How to pick next year's sharemarket winners

The great thing about the stock market at the end of the financial year is that you can look back and see everything you should have done. Hindsight is a wonderful thing. Every year it tells you there were a handful of things you needed to know over the past 12 months, things that cut through the economic debate, the financial theory, the blah blah blah of media noise and all the other distractions and complications the industry relentlessly throws at us.

Bank shares have taken a hammering, partly because of  the royal commission.

Bank shares have taken a hammering, partly because of the royal commission.

Instead, there were a few key pieces of knowledge in the past year that could have transformed our lives. A few themes and events that, had we stopped for a moment and taken the time to consider, we just might have guessed.

Last financial year, for instance, all you had to know was to be long the resources sector (+35.8 per cent) and short the bank sector (-6.74 per cent) and avoid Telstra (-38.5 per cent) and AMP (-31.4 per cent).

The headlines will tell you the ASX was up 8.27 per cent over the year or 13.7 per cent including dividends. But the more interesting and tantalising statistic is that last financial year the top-20 performing stocks in the ASX 200 averaged a rise of 109 per cent while the bottom 20 stocks averaged a fall of 22 per cent.

We all focus on what "the market" does, but the individual stock performances tell you the index is, for the average stockpicker running a self-managed super fund, pretty much irrelevant, because picking the right 20 stocks would have doubled your money and avoiding the wrong 20 stocks would have saved you 22 per cent. And the individual stock basis in the ASX 200 performances ranged from a 235 per cent gain to a 38.5 per cent loss (Telstra). There is more than enough opportunity in the top 200 stocks to keep us heartily entertained, let alone in the top 500 stocks in the All Ordinaries or in all 2274 listed Australian stocks, and the market itself is a media talking point, not an investment reality.

So, what will be the 20 best and worst stocks in the coming 12 months? I’ll tell you. The stocks that do something unexpected.

Over any period, the stocks that move are not those that do what was expected but those that do the unexpected, the stocks that surprise.

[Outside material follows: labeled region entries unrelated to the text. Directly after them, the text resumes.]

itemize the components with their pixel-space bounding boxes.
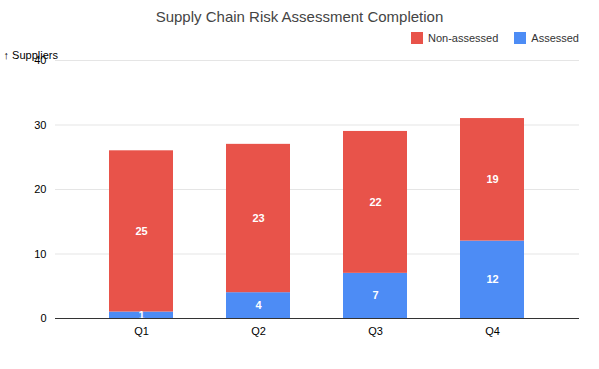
html-text:Supply Chain Risk Assessment C: Supply Chain Risk Assessment Completion bbox=[155, 8, 444, 25]
svg-text:22: 22 bbox=[369, 196, 381, 208]
svg-text:1: 1 bbox=[138, 308, 145, 321]
svg-text:7: 7 bbox=[372, 289, 378, 301]
svg-text:Q4: Q4 bbox=[485, 325, 500, 337]
svg-text:23: 23 bbox=[252, 212, 264, 224]
html-text:Non-assessed: Non-assessed bbox=[428, 32, 499, 44]
svg-text:20: 20 bbox=[34, 183, 46, 195]
svg-text:Q3: Q3 bbox=[368, 325, 383, 337]
svg-text:4: 4 bbox=[255, 299, 262, 311]
svg-text:10: 10 bbox=[34, 248, 46, 260]
svg-text:25: 25 bbox=[135, 225, 147, 237]
svg-text:Q1: Q1 bbox=[134, 325, 149, 337]
svg-text:19: 19 bbox=[486, 173, 498, 185]
svg-text:Q2: Q2 bbox=[251, 325, 266, 337]
html-text:Assessed: Assessed bbox=[531, 32, 579, 44]
svg-text:↑ Suppliers: ↑ Suppliers bbox=[4, 49, 59, 61]
svg-text:30: 30 bbox=[34, 119, 46, 131]
svg-text:0: 0 bbox=[40, 312, 46, 324]
svg-text:12: 12 bbox=[486, 273, 498, 285]
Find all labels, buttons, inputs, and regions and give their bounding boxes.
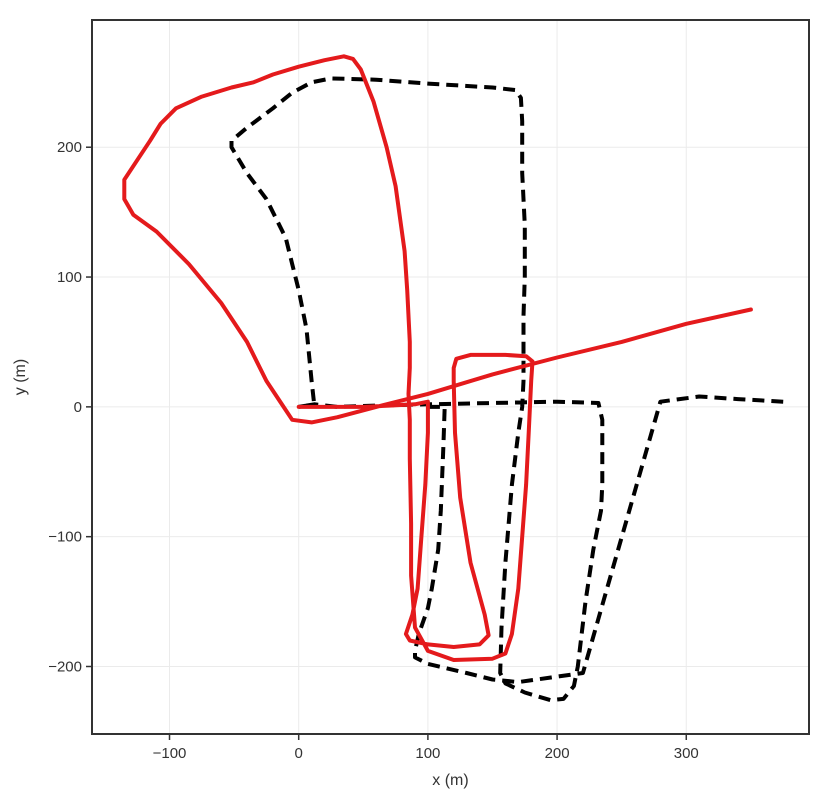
y-tick-label: 100 <box>57 269 82 286</box>
y-tick-label: 200 <box>57 139 82 156</box>
x-tick-label: 0 <box>295 745 303 762</box>
y-tick-label: −100 <box>48 529 82 546</box>
dashed-series-line <box>229 76 605 703</box>
y-axis-title: y (m) <box>12 359 29 395</box>
y-tick-label: −200 <box>48 658 82 675</box>
x-tick-label: 300 <box>674 745 699 762</box>
x-tick-label: −100 <box>153 745 187 762</box>
series-layer <box>122 54 784 703</box>
x-tick-label: 100 <box>415 745 440 762</box>
plot-frame <box>91 19 810 735</box>
x-axis-title: x (m) <box>432 772 468 789</box>
dashed-series-line <box>413 394 784 685</box>
axis-ticks: −100 0 100 200 300 −200 −100 0 100 200 <box>48 139 699 762</box>
red-series-line <box>122 54 753 662</box>
grid-lines <box>92 20 809 734</box>
x-tick-label: 200 <box>545 745 570 762</box>
y-tick-label: 0 <box>74 399 82 416</box>
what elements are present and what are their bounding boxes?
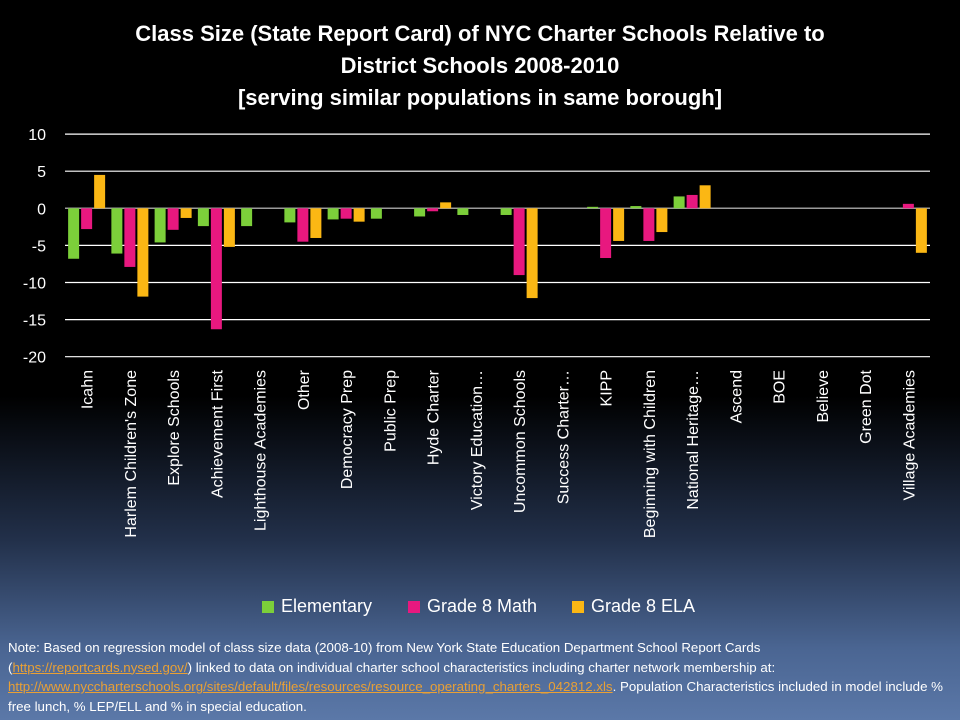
- x-tick-label: Other: [296, 369, 313, 410]
- legend-swatch: [572, 600, 584, 613]
- bar-grade-8-ela: [440, 202, 452, 209]
- bar-grade-8-math: [340, 208, 352, 219]
- bar-grade-8-math: [297, 208, 309, 242]
- bar-elementary: [630, 206, 642, 209]
- y-tick-label: -20: [23, 350, 46, 367]
- x-tick-label: Victory Education…: [469, 370, 486, 510]
- x-tick-label: Uncommon Schools: [512, 370, 529, 513]
- bar-elementary: [587, 206, 599, 209]
- bar-elementary: [111, 208, 123, 254]
- x-tick-label: Public Prep: [382, 370, 399, 452]
- x-tick-label: Success Charter…: [555, 370, 572, 504]
- x-tick-label: Icahn: [80, 370, 97, 409]
- legend-swatch: [408, 600, 420, 613]
- bar-grade-8-ela: [915, 208, 927, 253]
- note-mid: ) linked to data on individual charter s…: [187, 659, 776, 675]
- x-tick-label: Hyde Charter: [426, 369, 443, 465]
- y-tick-label: 0: [37, 201, 46, 218]
- y-tick-label: -15: [23, 313, 46, 330]
- bar-grade-8-math: [124, 208, 136, 267]
- x-tick-label: National Heritage…: [685, 370, 702, 510]
- legend-item-elementary: Elementary: [262, 596, 372, 617]
- legend-label: Grade 8 ELA: [591, 596, 696, 616]
- bar-grade-8-ela: [526, 208, 538, 299]
- legend-item-grade8-math: Grade 8 Math: [408, 596, 537, 617]
- y-tick-label: -10: [23, 276, 46, 293]
- y-tick-label: -5: [32, 238, 46, 255]
- bar-elementary: [457, 208, 469, 215]
- bar-grade-8-ela: [180, 208, 192, 218]
- y-tick-label: 10: [28, 127, 46, 144]
- bar-chart: 10 5 0 -5 -10 -15 -20 Icahn Harlem Children's Zo…: [23, 127, 930, 538]
- bar-elementary: [197, 208, 209, 227]
- footnote: Note: Based on regression model of class…: [8, 638, 958, 716]
- bar-grade-8-ela: [656, 208, 668, 233]
- bar-grade-8-ela: [137, 208, 149, 297]
- x-tick-label: Achievement First: [209, 369, 226, 498]
- note-suffix: . Population Characteristics included in…: [8, 679, 943, 714]
- legend-label: Grade 8 Math: [427, 596, 538, 616]
- nysed-link[interactable]: https://reportcards.nysed.gov/: [12, 659, 188, 675]
- legend-swatch: [262, 600, 274, 613]
- bar-elementary: [500, 208, 512, 215]
- chart-title: Class Size (State Report Card) of NYC Ch…: [0, 18, 960, 114]
- x-tick-label: Harlem Children's Zone: [123, 370, 140, 538]
- x-tick-label: Democracy Prep: [339, 370, 356, 489]
- bar-grade-8-math: [427, 208, 439, 212]
- bar-elementary: [68, 208, 80, 259]
- bar-grade-8-math: [81, 208, 93, 230]
- bar-grade-8-ela: [310, 208, 322, 238]
- bar-grade-8-ela: [94, 174, 106, 209]
- x-tick-label: Believe: [815, 370, 832, 423]
- bar-grade-8-math: [686, 194, 698, 209]
- bar-elementary: [414, 208, 426, 217]
- nyccharter-link[interactable]: http://www.nyccharterschools.org/sites/d…: [8, 679, 613, 694]
- x-tick-label: Ascend: [728, 370, 745, 423]
- bar-grade-8-ela: [223, 208, 235, 247]
- bar-grade-8-ela: [613, 208, 625, 241]
- title-line-3: [serving similar populations in same bor…: [237, 85, 723, 110]
- x-tick-label: KIPP: [599, 370, 616, 406]
- title-line-1: Class Size (State Report Card) of NYC Ch…: [135, 21, 825, 46]
- bar-grade-8-math: [513, 208, 525, 276]
- y-tick-label: 5: [37, 164, 46, 181]
- x-tick-label: Beginning with Children: [642, 370, 659, 538]
- x-tick-label: Lighthouse Academies: [253, 370, 270, 531]
- x-tick-label: Green Dot: [858, 369, 875, 443]
- bar-elementary: [370, 208, 382, 219]
- x-tick-label: Explore Schools: [166, 370, 183, 486]
- legend-label: Elementary: [281, 596, 373, 616]
- title-line-2: District Schools 2008-2010: [340, 53, 620, 78]
- bar-elementary: [284, 208, 296, 223]
- x-tick-label: BOE: [772, 370, 789, 404]
- bar-grade-8-math: [210, 208, 222, 330]
- bar-grade-8-math: [600, 208, 612, 259]
- bar-elementary: [327, 208, 339, 220]
- bar-grade-8-math: [902, 203, 914, 209]
- bar-grade-8-math: [643, 208, 655, 241]
- bar-elementary: [673, 196, 685, 209]
- note-paren: (: [8, 659, 13, 675]
- x-tick-label: Village Academies: [901, 370, 918, 500]
- bar-elementary: [241, 208, 253, 227]
- note-prefix: Note: Based on regression model of class…: [8, 640, 761, 655]
- bar-grade-8-ela: [699, 185, 711, 209]
- bar-grade-8-ela: [353, 208, 365, 222]
- bar-elementary: [154, 208, 166, 243]
- legend-item-grade8-ela: Grade 8 ELA: [572, 596, 695, 617]
- bar-grade-8-math: [167, 208, 179, 230]
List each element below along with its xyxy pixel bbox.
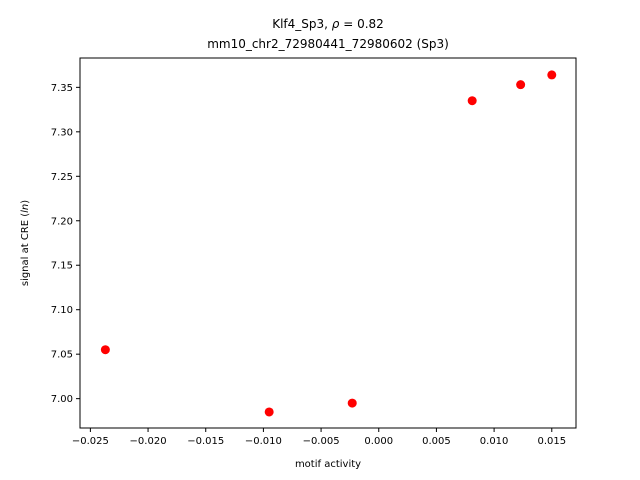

For instance, if BHP hits its consensus forecasts the share price won’t move. Share prices move on new information and, by definition, unexpected information, not on expectations being hit or on forecasts being fulfilled. To move the share price, forecasts have to be beaten or missed, because there is no money to be made out of consensus forecasts that are in the share prices already. The holy grail for the investor is to correctly identify inaccuracies. You have to guess what the market has wrong, because that’s where the money is.

So, what will be the 20 best and worst stocks in the coming 12 months? I’ll tell you. The stocks that do something unexpected.

So ask yourself: “What does everyone expect?” And having answered that, ask yourself: “What are they going to get wrong?" There are a number of ways to answer that and it is unlikely come from hitting the books. Inspiration requires imagination and you are better to grab a bottle of wine, shut your eyes, loosen your brain and imagine the unimagined, because that’s what creates the best and worst performance. Surprise.

One way to identify surprises is to look for stocks that are in a sentiment hole or a sentiment bubble because, wherever there are strong, popularised opinions, there will be a big opportunity when the sentiment changes.

Stocks in a sentiment hole at the moment include banks, financial services, AMP in particular, and Telstra. The royal commission on financial services has created some potentially great opportunities. Some quality fund managers such as Perpetual, Magellan Financial Group and Platinum Asset Management are also significantly off their highs and waiting for a sentiment turn. When it happens they will provide quality income investments at the right price. And stocks in a sentiment bubble include resources in general, oil stocks, internationally exposed Australian stocks and a number of mid-cap “popular” stocks that are clearly overvalued but still trending up. Run with the bulls, but understand it won’t last forever.

Identify stocks where something is being taken for granted and watch for change. Don’t predict change, just watch for it. To do that you have to retain an independent, open mind, to think like the man in the moon and be prepared to do the opposite of everyone else on the planet.

Let the games begin! The challenge of identifying the next year's champions and rogues has started once again.